Abondant dans le même sens, le maire de Dakar-Plateau Alioune Ndoye a estimé que l’histoire a tout simplement donné raison à ceux qui avaient émis des doutes sur la capacité de cette réforme à asseoir des collectivités valables et prospères.

« L’État n’a tenu aucun de ses engagements. Mieux, il procède au transfert des charges aux collectivités locales en gardant pour lui des moyens destinés au financement de ces charges», indique-t-il.

Annonçant un mémorandum, il a notamment plaidé au respect des acquis mais aussi le renforcement des moyens des nouvelles communes.

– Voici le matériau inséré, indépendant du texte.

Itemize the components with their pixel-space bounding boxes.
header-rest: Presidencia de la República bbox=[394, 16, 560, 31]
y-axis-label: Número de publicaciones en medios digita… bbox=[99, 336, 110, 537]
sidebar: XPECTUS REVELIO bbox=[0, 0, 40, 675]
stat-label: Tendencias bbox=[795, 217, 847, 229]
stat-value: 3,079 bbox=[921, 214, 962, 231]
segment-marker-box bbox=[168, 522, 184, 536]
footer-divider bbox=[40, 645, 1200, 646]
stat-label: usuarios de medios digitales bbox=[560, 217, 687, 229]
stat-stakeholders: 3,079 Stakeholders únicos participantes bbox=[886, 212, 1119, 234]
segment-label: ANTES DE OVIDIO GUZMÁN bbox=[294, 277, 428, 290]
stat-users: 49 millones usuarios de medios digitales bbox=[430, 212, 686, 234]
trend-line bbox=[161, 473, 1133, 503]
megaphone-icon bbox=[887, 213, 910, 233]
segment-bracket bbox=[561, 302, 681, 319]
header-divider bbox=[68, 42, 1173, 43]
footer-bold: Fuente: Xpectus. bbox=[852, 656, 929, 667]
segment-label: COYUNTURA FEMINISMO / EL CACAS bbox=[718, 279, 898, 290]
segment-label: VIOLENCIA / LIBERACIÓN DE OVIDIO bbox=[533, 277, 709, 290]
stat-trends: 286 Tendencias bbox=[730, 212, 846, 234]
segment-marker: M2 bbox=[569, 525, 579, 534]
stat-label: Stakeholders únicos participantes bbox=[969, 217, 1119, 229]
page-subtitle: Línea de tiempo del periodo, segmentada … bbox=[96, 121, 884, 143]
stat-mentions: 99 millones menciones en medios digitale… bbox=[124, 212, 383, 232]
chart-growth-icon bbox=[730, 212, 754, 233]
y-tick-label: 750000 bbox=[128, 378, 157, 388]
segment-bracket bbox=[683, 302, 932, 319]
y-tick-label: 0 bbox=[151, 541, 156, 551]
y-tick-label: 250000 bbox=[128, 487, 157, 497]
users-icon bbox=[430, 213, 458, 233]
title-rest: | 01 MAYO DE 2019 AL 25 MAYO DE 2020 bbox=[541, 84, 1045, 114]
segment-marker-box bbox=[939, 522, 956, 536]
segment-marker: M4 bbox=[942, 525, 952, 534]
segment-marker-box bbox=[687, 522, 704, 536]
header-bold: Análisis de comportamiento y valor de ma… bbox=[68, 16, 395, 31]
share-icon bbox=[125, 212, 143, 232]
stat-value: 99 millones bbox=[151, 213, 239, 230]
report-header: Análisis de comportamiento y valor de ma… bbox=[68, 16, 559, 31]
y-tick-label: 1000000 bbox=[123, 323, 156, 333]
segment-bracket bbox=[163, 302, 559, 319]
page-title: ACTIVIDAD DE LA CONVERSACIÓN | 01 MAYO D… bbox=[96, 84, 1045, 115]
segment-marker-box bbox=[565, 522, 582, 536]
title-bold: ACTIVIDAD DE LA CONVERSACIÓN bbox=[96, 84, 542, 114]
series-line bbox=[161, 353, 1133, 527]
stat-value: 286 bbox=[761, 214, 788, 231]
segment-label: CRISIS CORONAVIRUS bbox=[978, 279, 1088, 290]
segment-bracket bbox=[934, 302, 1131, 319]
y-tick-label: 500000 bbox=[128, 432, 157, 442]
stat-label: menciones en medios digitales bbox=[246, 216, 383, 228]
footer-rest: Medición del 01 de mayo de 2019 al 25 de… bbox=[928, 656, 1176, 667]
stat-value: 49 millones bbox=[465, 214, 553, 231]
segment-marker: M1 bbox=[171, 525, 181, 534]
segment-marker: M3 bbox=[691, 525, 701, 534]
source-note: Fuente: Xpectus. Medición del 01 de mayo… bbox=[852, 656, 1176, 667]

Il a ainsi demandé l’augmentation des fonds de dotations à plus de 5%, l’institution d’une taxe sur les bénéfices de la Sonatel destinée à l’appui des communes de Dakar. Soulignant que ces taxes existent déjà et il suffirait seulement de les réaffecter aux communes, Alioune Ndoye a notamment alerté sur la situation financière difficile que traverse les communes de Dakar.

 

Dans ce sens, il a estimé que beaucoup de communes pourraient dans les prochains jours confrontées à des problèmes de paiement de salaires. Toujours dans sa communication, le maire du Plateau, évoquant son bras de fer actuel avec une partie des marchands ambulants, a lancé un appel à la solidarité à ses collègues.

 

La mise en garde de Moussa Sy sur la retraite de la taxe sur l’énergie

 

Prenant la parole à son tour, l’édile des Parcelles assainies a axé sa communication sur la dénonciation des pratiques «peu orthodoxe». Sur un ton ferme, Moussa Sy a notamment dénoncé l’immixtion de certains services de l’État dans les missions dévolues aux communes. Il a ainsi mis en Le maire des Parcelles-assainie a estimé que ces trois démembrements de l’État veulent se substituer aux communes dans la collecte de la taxe sur l’énergie consommée, la construction des rond points et la collecte de la patente portant sur le droit de stationnement. C’est pour ensuite avertir que les maires sont plus déterminés à défendre leurs droits.

Poursuivant son propos, Moussa Sy n’a pas manqué de réfuter l’argument «d’une redistribution juste et équitable des taxes sur taxe sur l’énergie consommée et la patente au niveau national », évoqué par les autorités pour justifier leur décision.

 

Il évoque à cette effet, le cas des communes de Rufisque et de Richard Toll qui, selon lui, garderaient pour eux les taxes issues respectivement de la Sococim et de la Compagnie sucrière sénégalaise (Css). « Le Sénégal n’émergera jamais sans les communes de Dakar », dira t-il, avant d’inviter l’État à accélérer la mise en œuvre de la deuxième phase de l’acte trois.